"There is but one thing left for us to do, Ñusta Rava. We must trust ourselves to yonder mountains."

"Oh, my good friend," she whispered, in terror; "in those mountains we are lost! We shall starve—go mad! They are most dreadful. You know not, Viracocha."

"Less to be dreaded than the wolves around us," he replied, sombrely. "There is naught else. We can hide there until the hunt is given over. How is your strength. Are you very tired?"

"I can go," she said, with a brave effort to conceal the tremor in her voice.

"Then come. If need be, I can carry you; but we must make speed."

They followed the encircling hills, and descried presently the smouldering fire of a bivouac, far out in the valley. An hour late, nearing the mouth of the canyon, they found new danger. It was picketed. Fortunately they were warned by the live embers of the campfire left by an indiscretion for which Cristoval returned fervent thanks, and they passed by a detour well up the mountainside. Safely beyond, they crept down to the bank of the torrent foaming noisily through the gulch, and while Rava waited Cristoval went on his knees in search of the trail which he knew instinctively would be there. He found it presently, a mere trace left by herdsmen in years of going and coming to and from the mountain pastures, and to be followed with difficulty in the shadow of the canyon. It was rough, and grew rougher as they proceeded, but in its rockiness lay safety, for it held no tell-tale tracks. They stumbled on in fevered haste, Rava heedless of weariness and the bruising stones alike. Cristoval gave what aid he could, supporting her weight when possible, guiding her steps among the bowlders, and she struggled on without complaint.

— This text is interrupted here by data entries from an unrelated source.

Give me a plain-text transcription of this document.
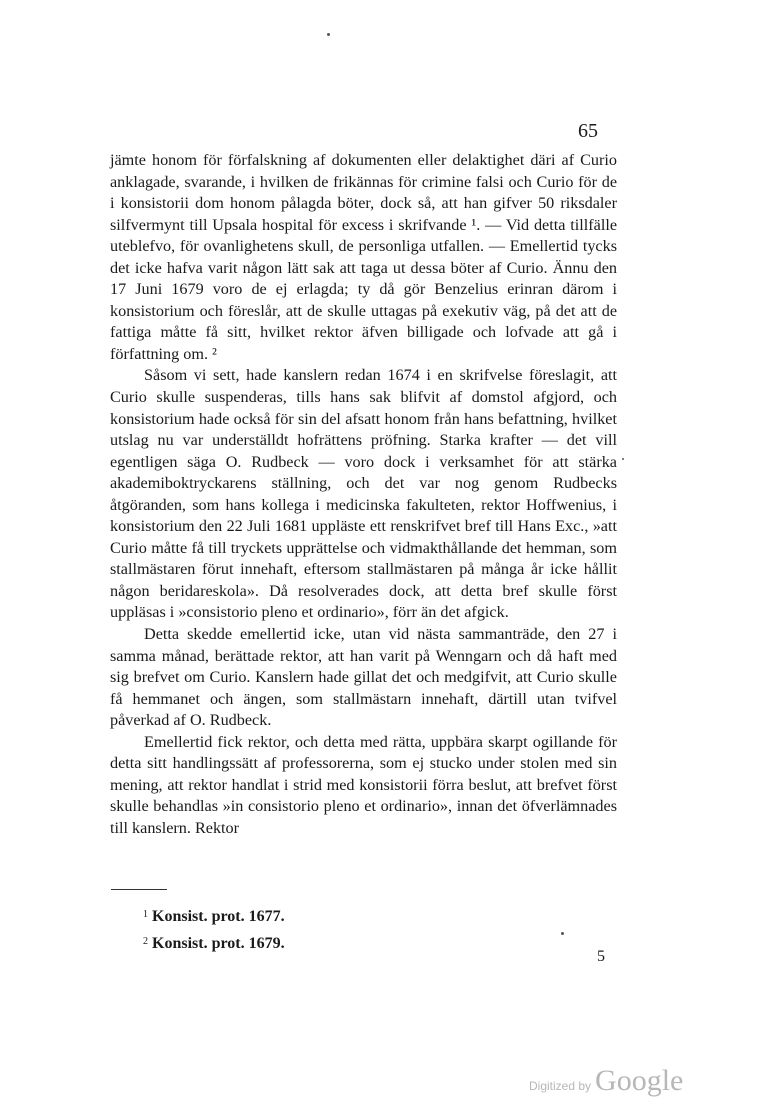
65

jämte honom för förfalskning af dokumenten eller delaktighet däri af Curio anklagade, svarande, i hvilken de frikännas för crimine falsi och Curio för de i konsistorii dom honom pålagda böter, dock så, att han gifver 50 riksdaler silfvermynt till Upsala hospital för excess i skrifvande ¹. — Vid detta tillfälle uteblefvo, för ovanlighetens skull, de personliga utfallen. — Emellertid tycks det icke hafva varit någon lätt sak att taga ut dessa böter af Curio. Ännu den 17 Juni 1679 voro de ej erlagda; ty då gör Benzelius erinran därom i konsistorium och föreslår, att de skulle uttagas på exekutiv väg, på det att de fattiga måtte få sitt, hvilket rektor äfven billigade och lofvade att gå i författning om. ²

Såsom vi sett, hade kanslern redan 1674 i en skrifvelse föreslagit, att Curio skulle suspenderas, tills hans sak blifvit af domstol afgjord, och konsistorium hade också för sin del afsatt honom från hans befattning, hvilket utslag nu var underställdt hofrättens pröfning. Starka krafter — det vill egentligen säga O. Rudbeck — voro dock i verksamhet för att stärka akademiboktryckarens ställning, och det var nog genom Rudbecks åtgöranden, som hans kollega i medicinska fakulteten, rektor Hoffwenius, i konsistorium den 22 Juli 1681 uppläste ett renskrifvet bref till Hans Exc., »att Curio måtte få till tryckets upprättelse och vidmakthållande det hemman, som stallmästaren förut innehaft, eftersom stallmästaren på många år icke hållit någon beridareskola». Då resolverades dock, att detta bref skulle först uppläsas i »consistorio pleno et ordinario», förr än det afgick.

Detta skedde emellertid icke, utan vid nästa sammanträde, den 27 i samma månad, berättade rektor, att han varit på Wenngarn och då haft med sig brefvet om Curio. Kanslern hade gillat det och medgifvit, att Curio skulle få hemmanet och ängen, som stallmästarn innehaft, därtill utan tvifvel påverkad af O. Rudbeck.

Emellertid fick rektor, och detta med rätta, uppbära skarpt ogillande för detta sitt handlingssätt af professorerna, som ej stucko under stolen med sin mening, att rektor handlat i strid med konsistorii förra beslut, att brefvet först skulle behandlas »in consistorio pleno et ordinario», innan det öfverlämnades till kanslern. Rektor

$^1$ Konsist. prot. 1677.
$^2$ Konsist. prot. 1679.
5
Digitized by Google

Momentarily the stream grew wilder, plunging and tearing over the rocks and filling the canyon with its roar. Now they blundered along its brink, now toiled up a steep ascent to pass a spur, then down, slipping, floundering, and lacerating their hands on the thorny bushes clutched to save a fatal pitch headlong into the howling waters below. The pace could not endure. Again and again Rava fell, to be raised gently by the cavalier and carried in his arms until he staggered,—but on and on, though he groaned at the torture she endured at every step.

Morning came, and revealed such a scene of savage grandeur as he had never before beheld. They were well within the mountains. On either hand they rose in ragged slope or dizzy precipice, buttressed, pinnacled, piled crag upon crag until their heights pierced the heavens. In front loomed greater steeps, with gloomy malevolence in every seam and scar. Around them, a madness of shattered rock, strewn and riven as if hurled down by an angry god. Over these raged and thundered the stream, here a white, leaping cataract, there a black, whirling pool, and sinister everywhere.

They labored onward, in their stupendous surroundings mere pygmies on a threadlike trail, bending beneath exhaustion as if crushed by the enmity of the wilderness. Often, turning to lift the half-fainting girl, Cristoval found the tears streaming over her pallid cheeks, and at last he saw her sandals were stained with blood. In his arms she clung in the complete abandonment of weariness, and when he was compelled to lower her to her feet she reeled, too benumbed to follow. But he pressed forward, relentless under the driving necessity, though with aching heart for every evidence of her suffering. No halt possible now, for day had come, and he knew they would be followed. At the first light he scrutinized the trail in the hope of finding marks of horses' hoofs in indication that the canyon had been explored the day before. The signs were absent, and he knew the hunt would soon be upon them. From time to time he left Rava to rest while he clambered up the mountain-side for a cautious look back down the valley, returning to rouse and gently urge her forward. Frequently she pleaded, begging to be left to die; but his face was stern, and his words, though kindly, grew peremptory in answer to her tears. More often he took her in his arms and strode on without a word.

Thus through hours which seemed to Rava to be life-long; over a path of eternal length; driven by a being who at one moment was a monster of cruelty, urging her on to endless torture, at the next, a spirit of benevolence, on whose shoulder she wept her anguish. And the poor cavalier, wrung by every fresh pang he forced her to undergo, cruciated even by his conscience for bringing such torment upon her, could only toil onward, reeling with fatigue and harrowed by uncertainty while he muttered incoherencies vainly meant to cheer.